Woman of Steel
A Minneapolis metalsmith with a contemporary twist
By Megan Kaplan ~ Midwest Home Magazine - April 2008
Every blacksmith is naturally drawn to steel yards. But Minneapolis artist Marcia McEachron took it a step further. “I moved to Northeast because I wanted to be near the yard,” says the 61-year-old metalsmith who began manipulating steel nearly 30 years ago. “It’s so convenient.”
Convenience tends to be at a premium when metal is your medium. Just consider the storage, transportation, and physical strength it takes to work with hundreds of pounds of steel. “My rule is any sculpture bigger than I am is sent to the metal fabricator,” says McEachron, who collaborates with Linders Specialty Company in St. Paul to build her giant public sculptures.
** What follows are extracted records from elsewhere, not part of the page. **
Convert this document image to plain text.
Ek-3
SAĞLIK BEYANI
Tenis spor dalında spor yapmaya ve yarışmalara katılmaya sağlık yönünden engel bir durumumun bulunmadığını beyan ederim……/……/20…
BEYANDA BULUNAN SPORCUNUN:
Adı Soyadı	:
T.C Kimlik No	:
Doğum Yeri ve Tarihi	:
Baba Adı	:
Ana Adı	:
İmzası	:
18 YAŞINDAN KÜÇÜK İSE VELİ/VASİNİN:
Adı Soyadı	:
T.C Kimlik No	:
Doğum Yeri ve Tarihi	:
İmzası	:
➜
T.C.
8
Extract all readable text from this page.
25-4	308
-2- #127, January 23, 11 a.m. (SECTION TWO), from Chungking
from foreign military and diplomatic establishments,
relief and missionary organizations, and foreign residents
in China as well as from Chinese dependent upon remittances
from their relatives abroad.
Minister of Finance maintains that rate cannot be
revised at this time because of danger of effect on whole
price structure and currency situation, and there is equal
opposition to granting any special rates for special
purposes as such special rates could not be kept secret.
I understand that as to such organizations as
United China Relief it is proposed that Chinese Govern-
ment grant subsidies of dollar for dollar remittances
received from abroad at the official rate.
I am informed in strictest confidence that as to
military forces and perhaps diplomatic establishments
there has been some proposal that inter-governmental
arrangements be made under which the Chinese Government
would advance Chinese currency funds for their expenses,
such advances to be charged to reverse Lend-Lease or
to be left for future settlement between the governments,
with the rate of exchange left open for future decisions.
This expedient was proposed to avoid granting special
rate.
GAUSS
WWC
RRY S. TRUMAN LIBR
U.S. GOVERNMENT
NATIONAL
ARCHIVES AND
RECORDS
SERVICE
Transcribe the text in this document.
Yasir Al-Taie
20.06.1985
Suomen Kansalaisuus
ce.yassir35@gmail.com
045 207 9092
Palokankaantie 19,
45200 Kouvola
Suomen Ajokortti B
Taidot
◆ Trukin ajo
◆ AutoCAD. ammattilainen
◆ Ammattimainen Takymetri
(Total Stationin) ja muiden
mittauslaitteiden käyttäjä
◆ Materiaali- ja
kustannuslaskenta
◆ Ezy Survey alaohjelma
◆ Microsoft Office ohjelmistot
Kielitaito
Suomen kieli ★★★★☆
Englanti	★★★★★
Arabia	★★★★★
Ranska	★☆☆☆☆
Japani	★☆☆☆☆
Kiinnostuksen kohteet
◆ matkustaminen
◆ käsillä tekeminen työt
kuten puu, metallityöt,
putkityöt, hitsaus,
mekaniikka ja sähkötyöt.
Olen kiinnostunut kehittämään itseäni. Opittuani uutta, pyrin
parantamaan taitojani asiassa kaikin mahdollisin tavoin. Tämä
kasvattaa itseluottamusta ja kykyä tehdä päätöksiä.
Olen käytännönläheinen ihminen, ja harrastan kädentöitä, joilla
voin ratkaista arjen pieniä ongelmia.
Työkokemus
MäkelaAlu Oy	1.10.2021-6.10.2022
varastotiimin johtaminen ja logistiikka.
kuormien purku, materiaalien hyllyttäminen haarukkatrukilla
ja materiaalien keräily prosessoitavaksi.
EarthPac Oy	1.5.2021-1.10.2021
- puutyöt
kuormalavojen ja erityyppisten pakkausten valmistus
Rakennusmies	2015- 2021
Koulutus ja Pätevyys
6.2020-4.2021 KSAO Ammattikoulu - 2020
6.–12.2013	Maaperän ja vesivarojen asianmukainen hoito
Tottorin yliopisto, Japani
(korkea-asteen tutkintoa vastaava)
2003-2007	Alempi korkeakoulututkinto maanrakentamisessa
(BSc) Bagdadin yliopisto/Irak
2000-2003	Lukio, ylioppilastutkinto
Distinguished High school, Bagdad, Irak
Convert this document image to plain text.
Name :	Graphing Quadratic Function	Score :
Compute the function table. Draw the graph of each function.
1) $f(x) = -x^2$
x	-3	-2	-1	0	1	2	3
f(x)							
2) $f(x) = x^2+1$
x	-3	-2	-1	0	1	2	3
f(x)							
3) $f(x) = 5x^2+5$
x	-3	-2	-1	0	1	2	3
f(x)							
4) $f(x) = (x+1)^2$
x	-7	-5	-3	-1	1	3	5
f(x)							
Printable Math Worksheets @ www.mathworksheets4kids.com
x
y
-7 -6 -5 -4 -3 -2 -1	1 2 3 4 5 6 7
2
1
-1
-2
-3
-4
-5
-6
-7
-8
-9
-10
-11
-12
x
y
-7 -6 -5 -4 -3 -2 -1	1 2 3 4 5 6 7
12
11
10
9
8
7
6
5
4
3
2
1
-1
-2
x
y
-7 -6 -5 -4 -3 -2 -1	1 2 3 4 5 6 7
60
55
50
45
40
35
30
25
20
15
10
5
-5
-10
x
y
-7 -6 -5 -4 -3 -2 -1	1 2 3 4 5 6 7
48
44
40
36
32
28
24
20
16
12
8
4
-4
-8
The partnership has produced the whimsical, green prehistoric-size leaves that serve as bus shelters at University and Fairview in St. Paul, and Nicollet and 60th in Minneapolis, as well as the public commission she’s currently working on, a 9-foot-tall stainless steel pinecone that will glimmer from the center of a stone path maze in Edina’s Centennial Lakes Park. McEachron, an avid hiker, says she finds “tremendous meaning” in nature’s humble forms.
Growing up in Milwaukee as an only child to a single working mother, McEachron had to find ways to entertain herself. She filled her days with sketching—a passion that led her to the University of Wisconsin–Milwaukee, where she earned the school’s first drawing and painting degree in 1970. After graduating, she spent eight years working in arts administration at the Minneapolis Institute of Arts and the Minneapolis American Indian Center before stumbling upon what would become her life’s work.
“One day in 1978, I walked into a blacksmith shop in Uptown and there was this guy working the metal,” says McEachron. “He was teaching classes, so I signed up.” Tool by tool, apprenticeship by apprenticeship, McEachron hammered away at the age-old craft, gradually gaining recognition in the public and private spheres for her contemporary spin on hand-forged steel furniture and art.
Marcia McEachron’s Pinecone is the focus of this Public Art Profiles installment.
The piece that marked a turning point in her progression was Rainbow Horse, which she crafted in 1981 out of curved steel and wheels. “I couldn’t let go of that one,” she says of the graceful sculpture that stands sentinel in her front yard. “It was the first time I started working with found objects; in that hunk of curved steel I saw a horse.”
Incorporating found objects is now a hallmark of her metalwork. McEachron used old tractor seats to create boardroom chairs for John Deere. She also created a mural cast in steel that illustrates the history of the Model T and A with parts from the old cars for the lobby of the Ford Centre in Minneapolis, where she was an artist-in-residence for 15 years.
In McEachron’s garage, which serves as her studio, obscure equipment, unfinished sculptures, and piles of metal jockey for space. “It’s pretty unglamorous,” McEachron says with a sly smile, squishing her formidable Sci-Fi-style welding helmet over her grey-brown bob. She points out the forge—which she built herself—that heats her steel up to 2,000 degrees so she can shape it with her 100-year-old power hammer.
“Everything in here has an idea behind it,” McEachron says, as she slows the hammer down, coaxing it with a firm “Come on baby.” “To some, it probably looks like a junk pile. But to me, it’s solid gold.”